This blog will chronicle my medical volunteer work with Village Health Works in Burundi.

Thursday, February 21, 2013

An Appeal for Dainess


Most of you who read this know the story of Clairia: the little Burundian girl who went to Israel to have heart surgery. We now have the next Clairia. Her name is Dainess Hagibamana. She is an eleven year old female who was brought into my office at the clinic by her mother last June. The Dainess that I saw that day was a beautiful, but solemn young lady. Her heart-shaped face was devoid of expression, and her dark, ebony eyes revealed nothing of what she was feeling. She appeared apathetic to her surroundings; she neither smiled, nor frowned. Her pencil-thin arms and asthenic body told me that she was malnourished.
I quickly learned the reason for Dainess’s malnutrition: her heart had been seriously damaged by the ravages of rheumatic fever, and she was now in heart failure. Her lungs were partially filled with fluid, making the mere act of breathing difficult. Her legs, from the knees down, were swollen from accumulated fluid. Her liver was enlarged. 

I enclose two pictures of Dainess from the day that I admitted her to the hospital. You will see the portable oxygen tank next to her. She probably needed that supplemental oxygen all the time; however, our limited supply dictated that we could only give it when her oxygen level was dangerously low.



Dainess had severe mitral valve regurgitation and pulmonary hypertension. Medical treatment might help her temporarily, but medical treatment would not change her abysmal prognosis. Her heart failure would progressively worsen, and Dainess would probably die within 12-18 months, if not sooner.
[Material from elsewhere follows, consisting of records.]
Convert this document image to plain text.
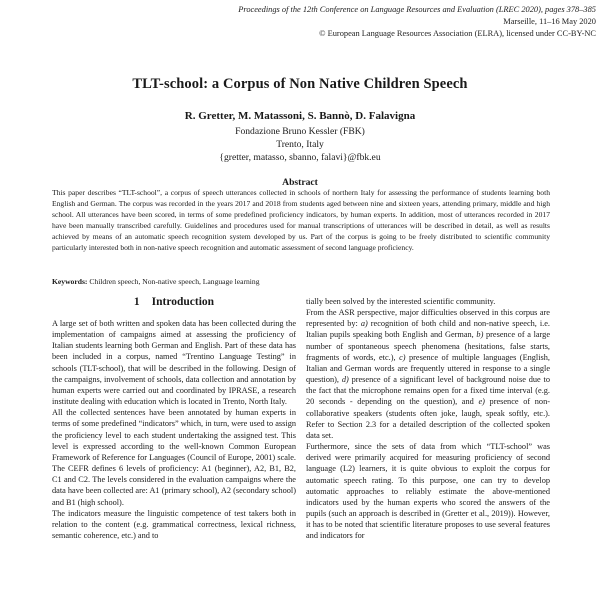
Proceedings of the 12th Conference on Language Resources and Evaluation (LREC 2020), pages 378–385
Marseille, 11–16 May 2020
© European Language Resources Association (ELRA), licensed under CC-BY-NC
TLT-school: a Corpus of Non Native Children Speech
R. Gretter, M. Matassoni, S. Bannò, D. Falavigna
Fondazione Bruno Kessler (FBK)
Trento, Italy
{gretter, matasso, sbanno, falavi}@fbk.eu
Abstract
This paper describes “TLT-school”, a corpus of speech utterances collected in schools of northern Italy for assessing the performance of students learning both English and German. The corpus was recorded in the years 2017 and 2018 from students aged between nine and sixteen years, attending primary, middle and high school. All utterances have been scored, in terms of some predefined proficiency indicators, by human experts. In addition, most of utterances recorded in 2017 have been manually transcribed carefully. Guidelines and procedures used for manual transcriptions of utterances will be described in detail, as well as results achieved by means of an automatic speech recognition system developed by us. Part of the corpus is going to be freely distributed to scientific community particularly interested both in non-native speech recognition and automatic assessment of second language proficiency.
Keywords: Children speech, Non-native speech, Language learning
1 Introduction

A large set of both written and spoken data has been collected during the implementation of campaigns aimed at assessing the proficiency of Italian students learning both German and English. Part of these data has been included in a corpus, named “Trentino Language Testing” in schools (TLT-school), that will be described in the following. Design of the campaigns, involvement of schools, data collection and annotation by human experts were carried out and coordinated by IPRASE, a research institute dealing with education which is located in Trento, North Italy.

All the collected sentences have been annotated by human experts in terms of some predefined “indicators” which, in turn, were used to assign the proficiency level to each student undertaking the assigned test. This level is expressed according to the well-known Common European Framework of Reference for Languages (Council of Europe, 2001) scale. The CEFR defines 6 levels of proficiency: A1 (beginner), A2, B1, B2, C1 and C2. The levels considered in the evaluation campaigns where the data have been collected are: A1 (primary school), A2 (secondary school) and B1 (high school).

The indicators measure the linguistic competence of test takers both in relation to the content (e.g. grammatical correctness, lexical richness, semantic coherence, etc.) and to

tially been solved by the interested scientific community.

From the ASR perspective, major difficulties observed in this corpus are represented by: a) recognition of both child and non-native speech, i.e. Italian pupils speaking both English and German, b) presence of a large number of spontaneous speech phenomena (hesitations, false starts, fragments of words, etc.), c) presence of multiple languages (English, Italian and German words are frequently uttered in response to a single question), d) presence of a significant level of background noise due to the fact that the microphone remains open for a fixed time interval (e.g. 20 seconds - depending on the question), and e) presence of non-collaborative speakers (students often joke, laugh, speak softly, etc.). Refer to Section 2.3 for a detailed description of the collected spoken data set.

Furthermore, since the sets of data from which “TLT-school” was derived were primarily acquired for measuring proficiency of second language (L2) learners, it is quite obvious to exploit the corpus for automatic speech rating. To this purpose, one can try to develop automatic approaches to reliably estimate the above-mentioned indicators used by the human experts who scored the answers of the pupils (such an approach is described in (Gretter et al., 2019)). However, it has to be noted that scientific literature proposes to use several features and indicators for
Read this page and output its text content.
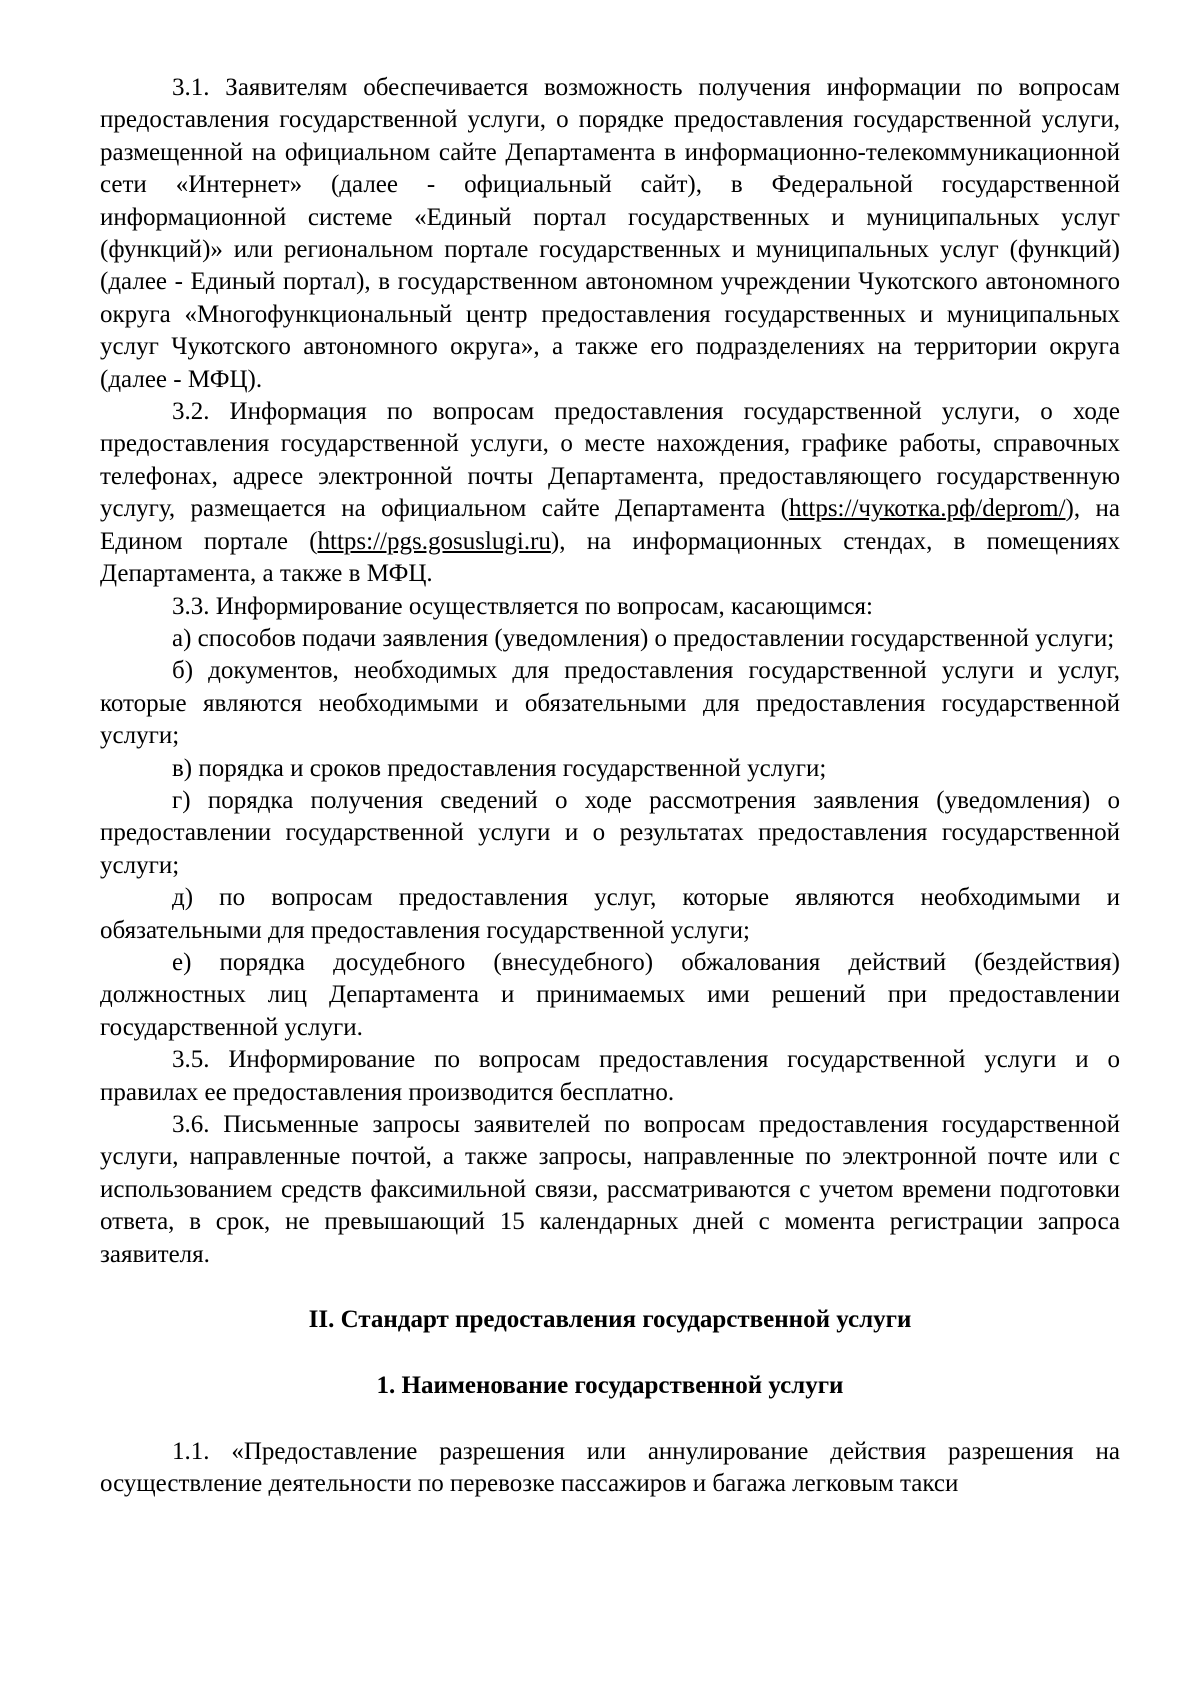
3.1. Заявителям обеспечивается возможность получения информации по вопросам предоставления государственной услуги, о порядке предоставления государственной услуги, размещенной на официальном сайте Департамента в информационно-телекоммуникационной сети «Интернет» (далее - официальный сайт), в Федеральной государственной информационной системе «Единый портал государственных и муниципальных услуг (функций)» или региональном портале государственных и муниципальных услуг (функций) (далее - Единый портал), в государственном автономном учреждении Чукотского автономного округа «Многофункциональный центр предоставления государственных и муниципальных услуг Чукотского автономного округа», а также его подразделениях на территории округа (далее - МФЦ).

3.2. Информация по вопросам предоставления государственной услуги, о ходе предоставления государственной услуги, о месте нахождения, графике работы, справочных телефонах, адресе электронной почты Департамента, предоставляющего государственную услугу, размещается на официальном сайте Департамента (https://чукотка.рф/deprom/), на Едином портале (https://pgs.gosuslugi.ru), на информационных стендах, в помещениях Департамента, а также в МФЦ.

3.3. Информирование осуществляется по вопросам, касающимся:

а) способов подачи заявления (уведомления) о предоставлении государственной услуги;

б) документов, необходимых для предоставления государственной услуги и услуг, которые являются необходимыми и обязательными для предоставления государственной услуги;

в) порядка и сроков предоставления государственной услуги;

г) порядка получения сведений о ходе рассмотрения заявления (уведомления) о предоставлении государственной услуги и о результатах предоставления государственной услуги;

д) по вопросам предоставления услуг, которые являются необходимыми и обязательными для предоставления государственной услуги;

е) порядка досудебного (внесудебного) обжалования действий (бездействия) должностных лиц Департамента и принимаемых ими решений при предоставлении государственной услуги.

3.5. Информирование по вопросам предоставления государственной услуги и о правилах ее предоставления производится бесплатно.

3.6. Письменные запросы заявителей по вопросам предоставления государственной услуги, направленные почтой, а также запросы, направленные по электронной почте или с использованием средств факсимильной связи, рассматриваются с учетом времени подготовки ответа, в срок, не превышающий 15 календарных дней с момента регистрации запроса заявителя.

II. Стандарт предоставления государственной услуги

1. Наименование государственной услуги

1.1. «Предоставление разрешения или аннулирование действия разрешения на осуществление деятельности по перевозке пассажиров и багажа легковым такси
There was only one solution: Dainess needed a new heart valve to replace the damaged one. That new valve would guarantee that Dainess would lead a normal life. Our hope of Dainess receiving that new valve was a faint one. Such an operation was impossible in Burundi. Once again, just as we did for Clairia, we applied to SACH (Save a Child’s Heart) in Israel. Only they could make this seemingly impossible dream become a reality. The question is, would they do it? We waited for weeks, if not months for an answer. No answer was forthcoming, and we had all given up hope for Dainess. It was only last week that we received this surprise e-mail from SACH:

I am glad to inform you that our doctors reviewed the medical reports of Dainess from Burundi and accepted her to the program. Our office will now be in touch with the family regarding all the paperwork needed for her journey and she will be coming to Israel to receive life saving heart surgery.

Thanks and best regards
Tamar

I wish that was all that was needed. I wish that I did not have to go to the money well once again, but I do. We still need approximately $5,000 to make Dainess’ surgery the reality it deserves to be. That $5,000 will cover the travel expenses for Dainess and her mother.

I ask you to contribute what you can towards that $5,000 goal. By doing so, you can take pride in the fact that you are saving a child’s life; a beautiful child who will otherwise die before her thirteenth birthday.

It is my own personal hope that our generosity will bring hope to a people who live without hope. We, who have everything, will give of ourselves to those who have nothing. We will live in the spirit of Tikkum Olam: the spirit of trying to save the world. It is the spirit that drives SACH; it is that same spirit that drives all of you who read this appeal. I know you, and I have faith in you. I know that you will do this. I know that you will be the final piece in the puzzle to save Dainess. You will put Dainess and her mother on that life-saving plane to Israel.
Clairia was the first child in the history of Burundi to have corrective heart surgery. Your contributions made that surgery possible. This is what I wrote after Clairia returned home from Israel with a normal heart.


None of you who read this, none of you who have contributed to this cause should underestimate what you have done. You have saved a life. A child who would have died before her twentieth birthday, a child who would have had to suffer through a lifetime of increasing heart failure will now lead a normal life. What you have accomplished is no small feat. What all of us working together for a common cause have accomplished is no small feat. To put that accomplishment in perspective, I enclose an e-mail from Lisha McCormick, Director of Development at Village Health Works (as well as a good friend of mine):

“I was speaking to a group of students the other day, one of whom was about 19 and relayed that he wanted to be a pediatrician. I asked him why he was drawn to that particular specialty and he relayed a really touching story about the impact physicians had on him when he was a young child suffering from chronic asthma. And then he added..."Plus, when you save a life...its a whole life."

I can't help but recall this when I think of Clairia. While I know it is a bit dramatic, I picture her as a five-year old running to play with other children, I picture her on her wedding day and then one day having a child of her own, both of them living in a Burundi that has grown better over the next two decades.
But today you should shed a tear, and then smile and know that you've saved a life....a WHOLE life...”


You can do the same for Dainess. You can make her the second child in the history of Burundi to have heart surgery. You will then do what you did for Clairia: you will save a “WHOLE life.”